Commanding, explosive, and technically immaculate, Maignan is not a selection that requires justification – he is France’s first choice, full stop.

Alongside him, Marcus Thuram of Inter earns his place on the back of a stunning 2025-26 campaign: 16 goals in 34 Serie A appearances, building on the Euro 2024 breakout where he scored three times in six games.

The younger Thuram has become one of the most reliable forwards in world football, and Deschamps knows it.

Adrien Rabiot, who completed a free transfer to AC Milan from Juventus in summer 2025, also makes the cut.

With 68 France caps since 2016 and three goals and six assists across 32 Serie A matches this season, Rabiot has reinvented himself in the red and black – quieter at the Juventus Stadium, but influential at San Siro.

The most intriguing inclusion is Manu Koné, the 24-year-old Roma midfielder who arrived from Borussia Mönchengladbach for €35 million in January 2026.

Four goals and five assists in 18 Serie A appearances later, Koné has earned a first senior France call-up. Roma’s gamble, emphatically vindicated.

Serie A’s Quiet Rehabilitation: What France’s Choices Really Mean

The significance of four French internationals playing their club football in Serie A is not merely statistical. It is reputational.

It signals that the league which spent years fighting narratives of tactical stagnation and declining prestige has re-established itself as a destination where elite players not only arrive – they thrive.

Maignan and Thuram were already key figures in France’s 2022 World Cup squad. That they remain so, four years on, after seasons spent in Milan and Milan respectively, speaks to Serie A’s ability to sustain rather than diminish international-calibre talent.

Scott McTominay’s transformation into one of Serie A’s most dynamic midfielders at Napoli is further evidence of the same phenomenon – a league capable of extracting the best from players written off elsewhere.

The exclusions are instructive too. Juventus midfielder Khephren Thuram – younger brother of Marcus – reportedly misses out despite five assists in 28 games.

His Bianconeri teammate Pierre Kalulu is also left behind. AC Milan’s Youssouf Fofana does not make the cut, nor does striker Christopher Nkunku, who has managed 12 Premier League goals for Chelsea this season but whose injury record has undermined his case.

The competition for these spots, among players based in Serie A, tells its own story about the league’s standing.

The Painful Paradox: Italy Absent, Serie A Represented

There is a conversation Italian football cannot avoid this summer. The Nazionale has failed – again – to reach the World Cup.
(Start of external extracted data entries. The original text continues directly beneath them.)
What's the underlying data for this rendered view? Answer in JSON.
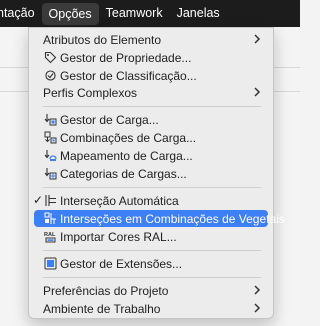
{
  "menubar": {
    "items": [
      {
        "label": "ntação"
      },
      {
        "label": "Opções"
      },
      {
        "label": "Teamwork"
      },
      {
        "label": "Janelas"
      }
    ]
  },
  "menu": {
    "items": [
      {
        "label": "Atributos do Elemento"
      },
      {
        "label": "Gestor de Propriedade..."
      },
      {
        "label": "Gestor de Classificação..."
      },
      {
        "label": "Perfis Complexos"
      },
      {
        "label": "Gestor de Carga..."
      },
      {
        "label": "Combinações de Carga..."
      },
      {
        "label": "Mapeamento de Carga..."
      },
      {
        "label": "Categorias de Cargas..."
      },
      {
        "label": "Interseção Automática",
        "checked": true
      },
      {
        "label": "Interseções em Combinações de Vegetais",
        "selected": true
      },
      {
        "label": "Importar Cores RAL..."
      },
      {
        "label": "Gestor de Extensões..."
      },
      {
        "label": "Preferências do Projeto"
      },
      {
        "label": "Ambiente de Trabalho"
      }
    ],
    "highlight_color": "#3d7ff5"
  }
}
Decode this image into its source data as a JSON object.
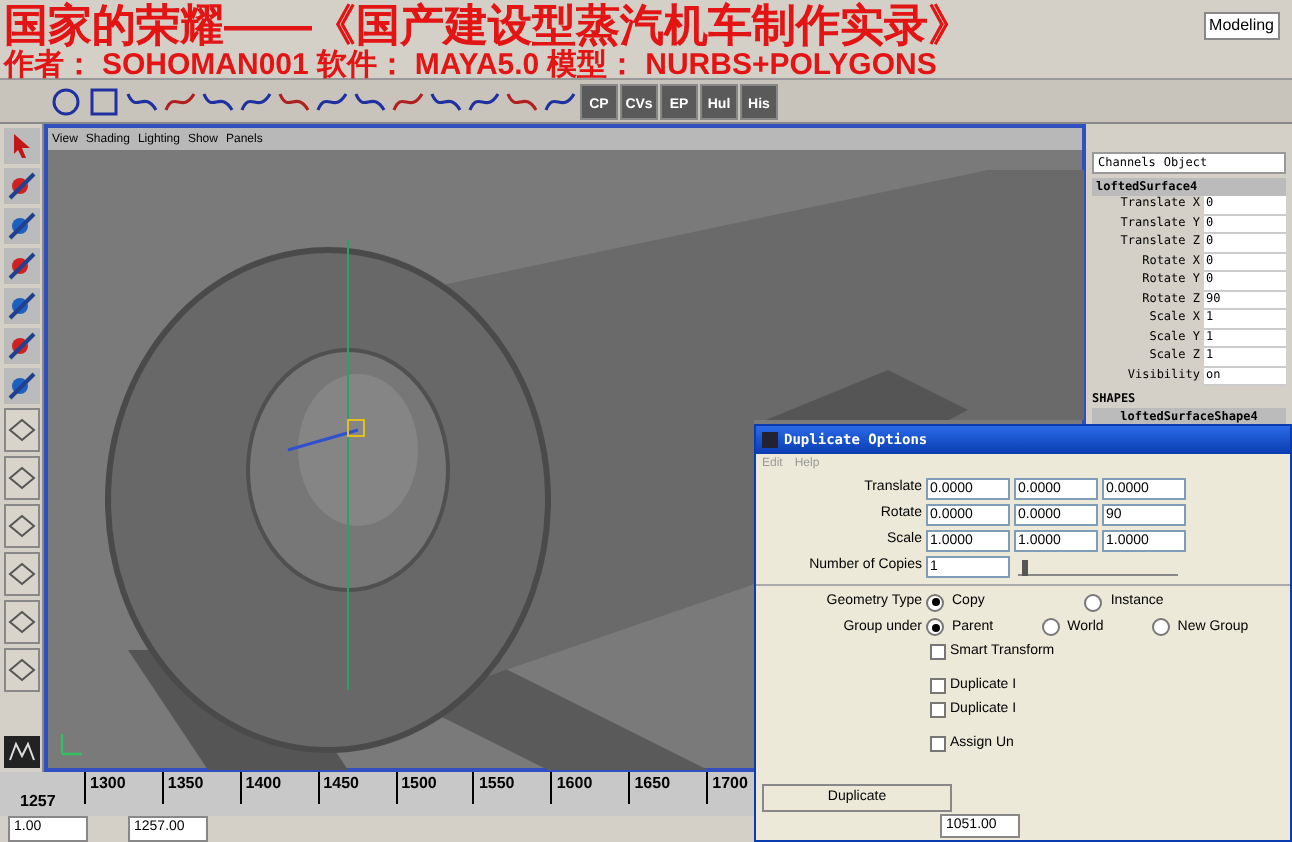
{
  "overlay_title": {
    "line_1": "国家的荣耀——《国产建设型蒸汽机车制作实录》",
    "line_2": [
      "作者：",
      "SOHOMAN001",
      "软件：",
      "MAYA5.0",
      "模型：",
      "NURBS+POLYGONS"
    ]
  },
  "menu_mode": "Modeling",
  "shelf": {
    "labeled_tools": [
      "CP",
      "CVs",
      "EP",
      "Hul",
      "His"
    ]
  },
  "viewport": {
    "menu": [
      "View",
      "Shading",
      "Lighting",
      "Show",
      "Panels"
    ]
  },
  "channel_box": {
    "tabs": [
      "Channels",
      "Object"
    ],
    "node": "loftedSurface4",
    "attributes": [
      {
        "name": "Translate X",
        "value": "0"
      },
      {
        "name": "Translate Y",
        "value": "0"
      },
      {
        "name": "Translate Z",
        "value": "0"
      },
      {
        "name": "Rotate X",
        "value": "0"
      },
      {
        "name": "Rotate Y",
        "value": "0"
      },
      {
        "name": "Rotate Z",
        "value": "90"
      },
      {
        "name": "Scale X",
        "value": "1"
      },
      {
        "name": "Scale Y",
        "value": "1"
      },
      {
        "name": "Scale Z",
        "value": "1"
      },
      {
        "name": "Visibility",
        "value": "on"
      }
    ],
    "shapes_heading": "SHAPES",
    "shape_node": "loftedSurfaceShape4"
  },
  "dialog": {
    "title": "Duplicate Options",
    "menu": [
      "Edit",
      "Help"
    ],
    "vector_rows": [
      {
        "label": "Translate",
        "values": [
          "0.0000",
          "0.0000",
          "0.0000"
        ]
      },
      {
        "label": "Rotate",
        "values": [
          "0.0000",
          "0.0000",
          "90"
        ]
      },
      {
        "label": "Scale",
        "values": [
          "1.0000",
          "1.0000",
          "1.0000"
        ]
      }
    ],
    "copies": {
      "label": "Number of Copies",
      "value": "1",
      "level": 0.02
    },
    "geometry_type": {
      "label": "Geometry Type",
      "options": [
        {
          "label": "Copy",
          "selected": true
        },
        {
          "label": "Instance",
          "selected": false
        }
      ]
    },
    "group_under": {
      "label": "Group under",
      "options": [
        {
          "label": "Parent",
          "selected": true
        },
        {
          "label": "World",
          "selected": false
        },
        {
          "label": "New Group",
          "selected": false
        }
      ]
    },
    "checkboxes": [
      {
        "label": "Smart Transform",
        "checked": false
      },
      {
        "label": "Duplicate I",
        "checked": false
      },
      {
        "label": "Duplicate I",
        "checked": false
      },
      {
        "label": "Assign Un",
        "checked": false
      }
    ],
    "button": "Duplicate"
  },
  "timeline": {
    "current": "1257",
    "ticks": [
      "1300",
      "1350",
      "1400",
      "1450",
      "1500",
      "1550",
      "1600",
      "1650",
      "1700"
    ]
  },
  "range": {
    "start": "1.00",
    "current": "1257.00",
    "end": "1051.00"
  }
}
Yet the league that hosts Inter, Milan, Juventus, and Roma will send players to North America wearing the shirts of France, and almost certainly several other nations besides.

San Siro stadium in Milan illuminated during sunset with urban surroundings.
Photo by Caio Cezar on Pexels

As our analysis of Italy’s most valuable World Cup qualifying XI made clear, the talent deficit is not in Serie A.

It is in the pipeline that feeds the Azzurri – the structures, the youth development, the willingness to trust young Italian players before it is too late.

France does not have that problem. Deschamps will walk into Los Angeles in June with Maignan behind his defence, Thuram leading his attack, Rabiot controlling his midfield, and Koné adding dynamism from the bench.

All four forged, or sharpened, in Serie A. Italy will not be there to see it. The league will be.